Há alguns dias, Seu Foguim Cabeça-de-Engole Espada, ilustre morador da Sambaíba, me emprestou um livro intitulado “Amando o inimigo”, de José Teles [Edições Bagaço, Recife].
A obra é uma espécie de adaptação da antológica tragédia “Romeu e Julieta”, de Shkspr.
Cenário, uma imaginária cidade do sertão pernambucano.
Fato é que o mote que me levou a rabiscar estas mal traçadas consiste na presença de um personagem folclórico, pária, deserdado e que, em consequência, acaba sendo vítima do sadismo e do mau-caratismo dos filhinhos de papai, eles têm prazer imenso em espezinhar os fudidos da base da pirâmide.
Zé Fubica.
Se encarnou nele o, digamos, espírito automobilístico, caracterizado num fusquinha. Ou seja, ele mesmo resolveu ser o próprio fusca…
E assim vivia Zé no seu cotidiano presente, pra cima e pra baixo, autodenominado veículo público.
Ladeiras, subindo na primeira, ponto morto nas descidas, essa a missão do saco de pancadas daquela juventude prenhe de deformações.
E daí, perguntaria o leitor, “que diacho tenho a ver com isso?”
Daí que Fubica me trouxe à memória que na minha terra tinha, nos anos 80s-90s, um jovem com esse mesmo perfil, se sentir um autêntico automotor.
Dão Caju.
Com uma diferença assombrosa.
Esse não se satisfazia com míseros quatro pneus.

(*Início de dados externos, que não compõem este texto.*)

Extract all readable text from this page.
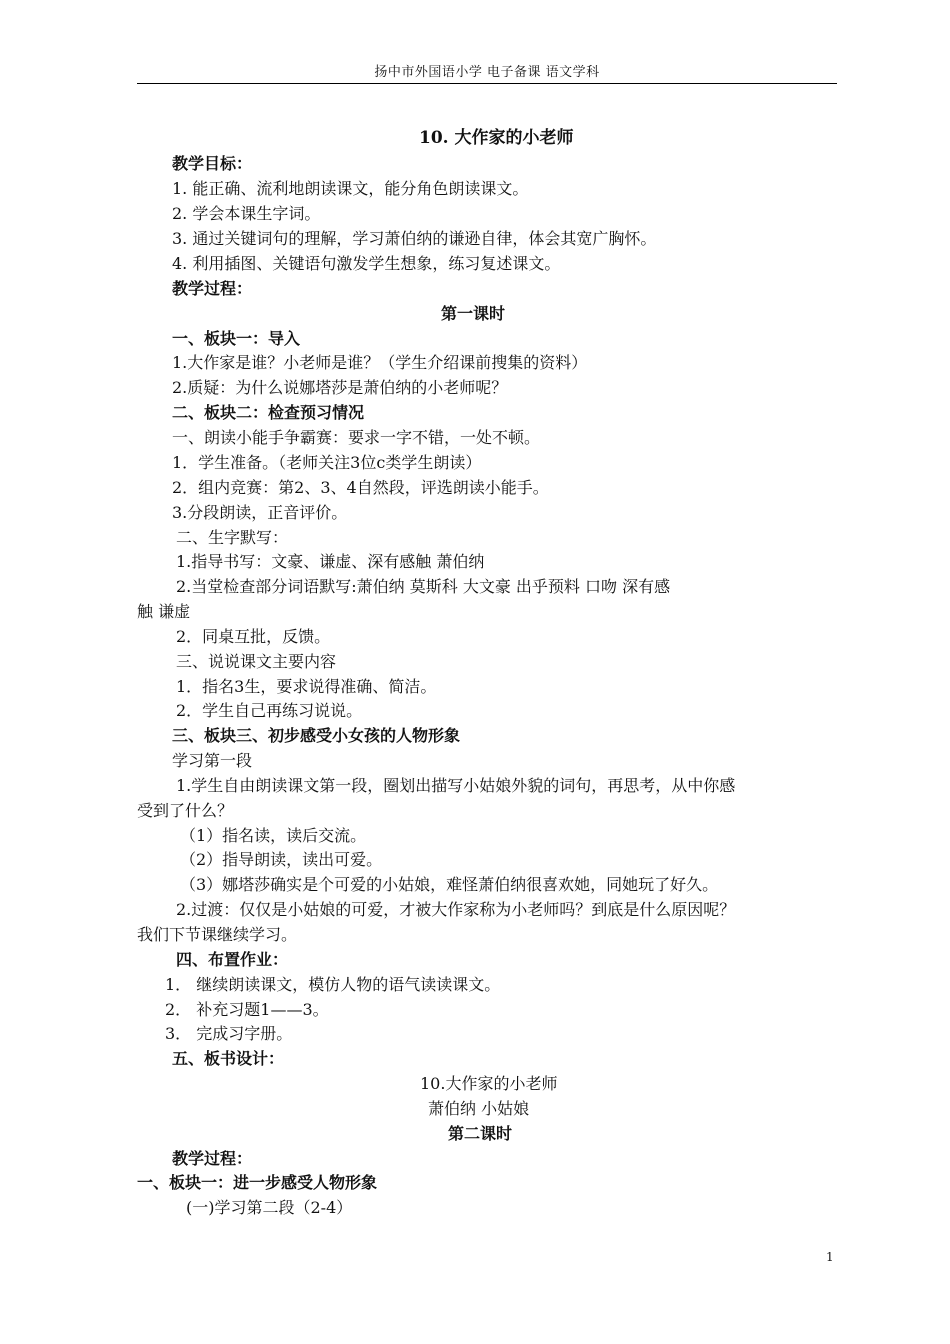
扬中市外国语小学 电子备课 语文学科
10. 大作家的小老师
教学目标：
1. 能正确、流利地朗读课文，能分角色朗读课文。
2. 学会本课生字词。
3. 通过关键词句的理解，学习萧伯纳的谦逊自律，体会其宽广胸怀。
4. 利用插图、关键语句激发学生想象，练习复述课文。
教学过程：
第一课时
一、板块一：导入
1.大作家是谁？小老师是谁？（学生介绍课前搜集的资料）
2.质疑：为什么说娜塔莎是萧伯纳的小老师呢？
二、板块二：检查预习情况
一、朗读小能手争霸赛：要求一字不错，一处不顿。
1．学生准备。（老师关注3位c类学生朗读）
2．组内竞赛：第2、3、4自然段，评选朗读小能手。
3.分段朗读，正音评价。
二、生字默写：
1.指导书写：文豪、谦虚、深有感触 萧伯纳
2.当堂检查部分词语默写:萧伯纳 莫斯科 大文豪 出乎预料 口吻 深有感
触 谦虚
2．同桌互批，反馈。
三、说说课文主要内容
1．指名3生，要求说得准确、简洁。
2．学生自己再练习说说。
三、板块三、初步感受小女孩的人物形象
学习第一段
1.学生自由朗读课文第一段，圈划出描写小姑娘外貌的词句，再思考，从中你感
受到了什么？
（1）指名读，读后交流。
（2）指导朗读，读出可爱。
（3）娜塔莎确实是个可爱的小姑娘，难怪萧伯纳很喜欢她，同她玩了好久。
2.过渡：仅仅是小姑娘的可爱，才被大作家称为小老师吗？到底是什么原因呢？
我们下节课继续学习。
四、布置作业：
1． 继续朗读课文，模仿人物的语气读读课文。
2． 补充习题1——3。
3． 完成习字册。
五、板书设计：
10.大作家的小老师
萧伯纳 小姑娘
第二课时
教学过程：
一、板块一：进一步感受人物形象
(一)学习第二段（2-4）
1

Nele se incorporou uma carreta com um porrilhão de pneus-balões.
Quando andava, isto é, trafegava pelas ruas de Santa Maria era chumbo grosso, ronco de estraçalhar tímpanos até de surdo, Dão Trovão, ganhou outro apelido.
Vai-não-vai, uma parada pra reabastecer, afinal ninguém é, neste caso, de carne e osso.

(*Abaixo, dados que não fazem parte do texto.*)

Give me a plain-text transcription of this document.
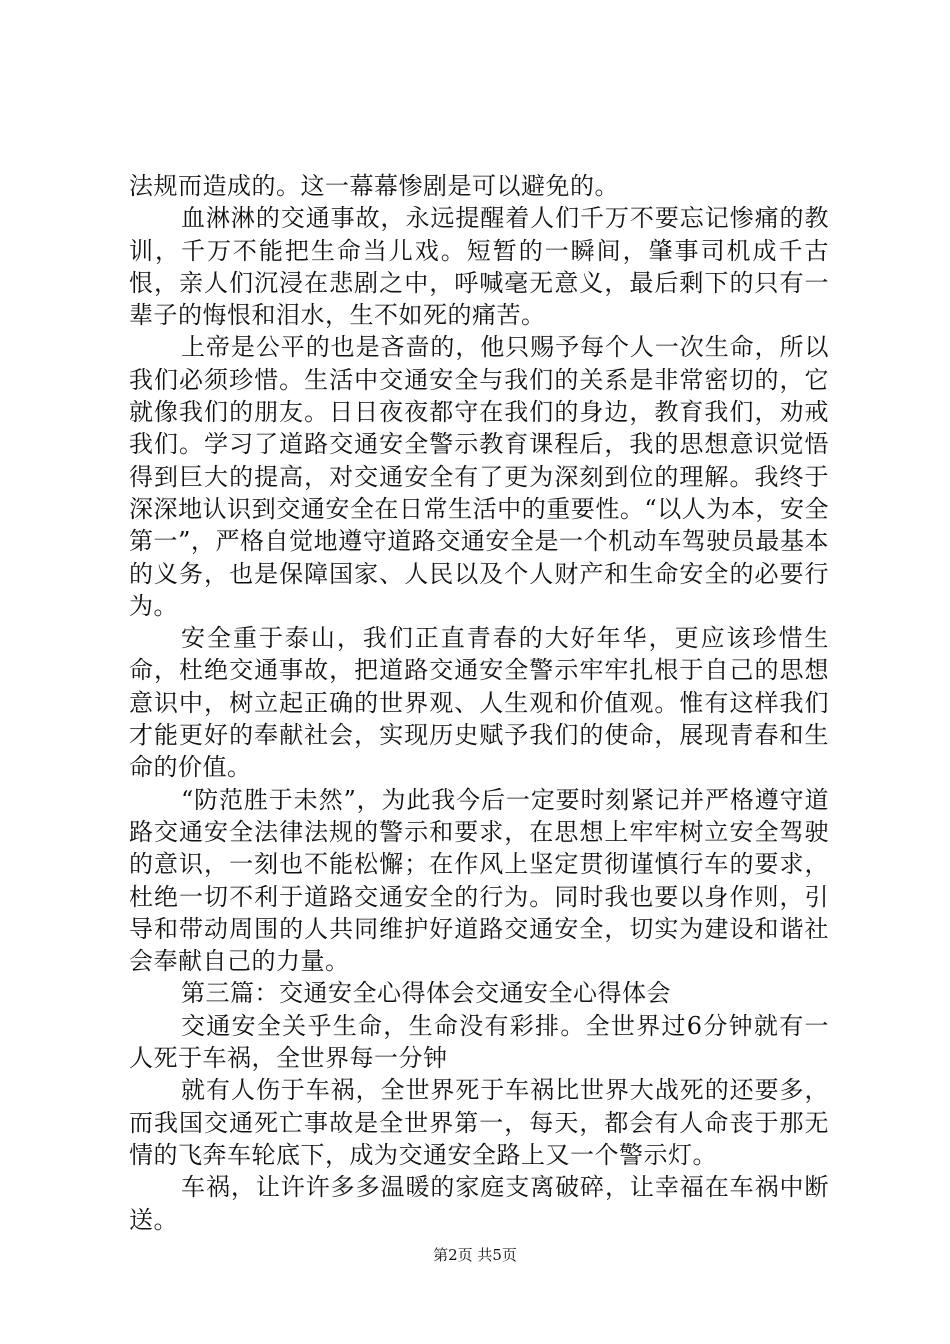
法规而造成的。这一幕幕惨剧是可以避免的。

血淋淋的交通事故，永远提醒着人们千万不要忘记惨痛的教训，千万不能把生命当儿戏。短暂的一瞬间，肇事司机成千古恨，亲人们沉浸在悲剧之中，呼喊毫无意义，最后剩下的只有一辈子的悔恨和泪水，生不如死的痛苦。

上帝是公平的也是吝啬的，他只赐予每个人一次生命，所以我们必须珍惜。生活中交通安全与我们的关系是非常密切的，它就像我们的朋友。日日夜夜都守在我们的身边，教育我们，劝戒我们。学习了道路交通安全警示教育课程后，我的思想意识觉悟得到巨大的提高，对交通安全有了更为深刻到位的理解。我终于深深地认识到交通安全在日常生活中的重要性。“以人为本，安全第一”，严格自觉地遵守道路交通安全是一个机动车驾驶员最基本的义务，也是保障国家、人民以及个人财产和生命安全的必要行为。

安全重于泰山，我们正直青春的大好年华，更应该珍惜生命，杜绝交通事故，把道路交通安全警示牢牢扎根于自己的思想意识中，树立起正确的世界观、人生观和价值观。惟有这样我们才能更好的奉献社会，实现历史赋予我们的使命，展现青春和生命的价值。

“防范胜于未然”，为此我今后一定要时刻紧记并严格遵守道路交通安全法律法规的警示和要求，在思想上牢牢树立安全驾驶的意识，一刻也不能松懈；在作风上坚定贯彻谨慎行车的要求，杜绝一切不利于道路交通安全的行为。同时我也要以身作则，引导和带动周围的人共同维护好道路交通安全，切实为建设和谐社会奉献自己的力量。

第三篇：交通安全心得体会交通安全心得体会

交通安全关乎生命，生命没有彩排。全世界过6分钟就有一人死于车祸，全世界每一分钟

就有人伤于车祸，全世界死于车祸比世界大战死的还要多，而我国交通死亡事故是全世界第一，每天，都会有人命丧于那无情的飞奔车轮底下，成为交通安全路上又一个警示灯。

车祸，让许许多多温暖的家庭支离破碎，让幸福在车祸中断送。

第2页 共5页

Se engana quem pensa que esse tipo de estripulia só acontece em cidadezinhas baianas e pernambucanas.
No Oriente tem gente assim também.
Conferindo…
Assista o filme Dodeskaden, do genial Akira Kurosawa.
Nele, um dos principais personagens botou fusca e carreta no chinelo.
Com ele era na base de um possante automotriz, com direito a tudo e vagões.
O favelado de Tokyo todo dia de manhã cedinho fazia sempre igual: vestia seu lustroso uniforme e se transmudava num garboso maquinista de trem, até vazando do perímetro urbano.
E lá ia ele, sempre contente, entoando o mantra: dodeskaden, dodeskaden, na sequência diminuindo marcha, do-des-ka-den, do…-des…-ka…-den… [sinonímia de piuí-piuí na nossa língua], parada numa estaçãozinha, nosso herói maquinista puxando uma corda de mentirinha, trinando tal como sineta.
Três grandes figuras, uma real, duas fictícias, porém todas retratando sem retoques o capitalismo que destrói impiedosamente as gentes humildes.
Biblioteca Campesina, 22 janeiro 2023
(*) Por Joaquim Lisboa Neto, coordenador na Biblioteca Campesina, ativista político de esquerda, militante em prol da soberania nacional.